Market liberalisation will drive growth for China's mutual funds, says Fitch Ratings

The size and growth of the mutual fund sector in China, combined with recent market liberalisation steps, will lead to more investment managers applying for onshore fund-management licenses, according to Fitch Ratings.

China is now the fifth-largest mutual fund market worldwide, and one of the fastest-growing. Its open-end mutual fund assets were CNY15 trillion (USD2.2 trillion) as of end-June 2020, although it remains far behind the US's USD22 trillion in mutual fund assets.

Over the three years to end-1Q20, China's mutual fund assets grew by almost 70 per cent, while global mutual fund assets increasing by just 12 per cent, according to ICI Global data.

China's mutual fund industry growth during the coronavirus pandemic is also notable, as assets grew by 11 per cent in 1Q20 - global mutual fund assets decreased by 13 per cent in the same period.

Money market funds (MMFs) have been a major part of China's mutual fund growth. The largest fund type in China, MMFs account for around half of Chinese mutual fund assets. China was the second-largest MMF market in the world at end June-2020, with assets under management of CNY7.6 trillion (USD1.2 trillion), compared with assets of USD4.4 trillion in the US. The US, however, has a much lower share of fund assets in MMFs, at around 20 per cent of the total.

MMFs tend to be less affected by market movements in periods of market stress than, for example, equity funds, and can even have inflows in such periods as a result of heightened risk aversion. As a result, the high allocation of funds to MMFs in China, compared with other markets, supported the high overall retention of fund assets in China in the first quarter of 2020.

The largest MMF in China, Yu'e Bao, has grown very rapidly, driving growth of the overall sector. Yu'e Bao had assets under management of CNY1.2 trillion (USD173 billion) at end-June 2020, making it one of the 10 largest MMFs worldwide - the other nine are US funds investing in government debt.
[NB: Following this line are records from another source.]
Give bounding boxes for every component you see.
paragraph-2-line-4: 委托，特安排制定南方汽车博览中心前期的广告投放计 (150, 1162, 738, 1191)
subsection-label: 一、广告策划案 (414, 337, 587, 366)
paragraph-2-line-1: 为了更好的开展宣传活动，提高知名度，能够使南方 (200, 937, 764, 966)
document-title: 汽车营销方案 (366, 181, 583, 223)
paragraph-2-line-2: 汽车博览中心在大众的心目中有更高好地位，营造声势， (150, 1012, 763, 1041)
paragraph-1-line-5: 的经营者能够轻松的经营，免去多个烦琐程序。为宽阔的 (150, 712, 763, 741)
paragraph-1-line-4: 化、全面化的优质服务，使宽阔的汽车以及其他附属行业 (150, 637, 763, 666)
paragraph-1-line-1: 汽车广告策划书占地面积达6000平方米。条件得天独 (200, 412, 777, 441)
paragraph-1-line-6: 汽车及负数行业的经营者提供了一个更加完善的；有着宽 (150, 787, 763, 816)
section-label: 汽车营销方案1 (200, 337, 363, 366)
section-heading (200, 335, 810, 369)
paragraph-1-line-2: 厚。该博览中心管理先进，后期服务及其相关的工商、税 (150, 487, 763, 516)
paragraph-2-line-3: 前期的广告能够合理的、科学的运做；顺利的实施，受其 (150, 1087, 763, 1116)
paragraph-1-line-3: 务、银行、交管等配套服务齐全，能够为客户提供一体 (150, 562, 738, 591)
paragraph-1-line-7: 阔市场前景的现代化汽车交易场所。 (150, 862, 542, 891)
Yu'e Bao's growth has been driven by its distribution channel – it functions almost like a cash utility, through the Alipay online payment platform.

The strong electronic distribution channel in China is different to other markets, where direct or intermediated distribution tends to dominate fund distribution. Recently regulatory intervention has resulted in a dispersion of Yu'e Bao's assets to other MMFs on the Yu'e Bao platform, resulting in the fund losing its place as the world's largest MMF - a position occupied by a Goldman Sachs US government fund as of June 2020.

Institutional investors and retail investors have driven Chinese mutual fund growth in almost equal shares in recent years. Institutional investors account for the majority of assets in bond funds, while retail investors tend to be more yield-driven and account for the majority of equity and balanced fund assets. Despite the yield focus, two thirds of MMF investors were retail investors as of end-2019. The recent market strength in the Chinese 'A' share market - renminbi-denominated shares trading on the Shanghai or Shenzen stock exchanges - could be a risk to MMFs, potentially leading to outflows as yield-hungry retail investors withdraw money from MMFs to invest in equities.

Overall, Fitch expects the combination of increasing household wealth and an ageing population to drive sustained longer-term growth in Chinese mutual fund assets. The penetration rate of mutual fund holdings as a share of savings is fairly low in China. This presents both a challenge and an opportunity to investment managers: the challenge being getting retail investors to accept third-person investment management, and the opportunity being the potential for material asset growth.

International investment managers' ability to access the Chinese domestic market has been limited. In terms of asset raising, these managers could enter only into joint ventures with domestic entities. However, the 51 per cent cap on foreign ownership of investment firms was removed in April 2020. Since then, three international investment managers have applied for onshore licenses, while a fourth was in the process of buying out its joint venture partner.

While no full licenses have yet been granted, the application case of one investment manager, BlackRock, was accepted on 31 July 2020, bringing BlackRock a step closer to being granted a full license. Among China's 128 mutual-fund houses, 44 were joint ventures as of end-1Q20, and these accounted for 54 per cent of total mutual-fund assets.

Fitch believes this development is highly significant for the presence of international investment managers in China, and that other international investment managers will probably file license applications to enable them to have further access to the Chinese mutual fund market.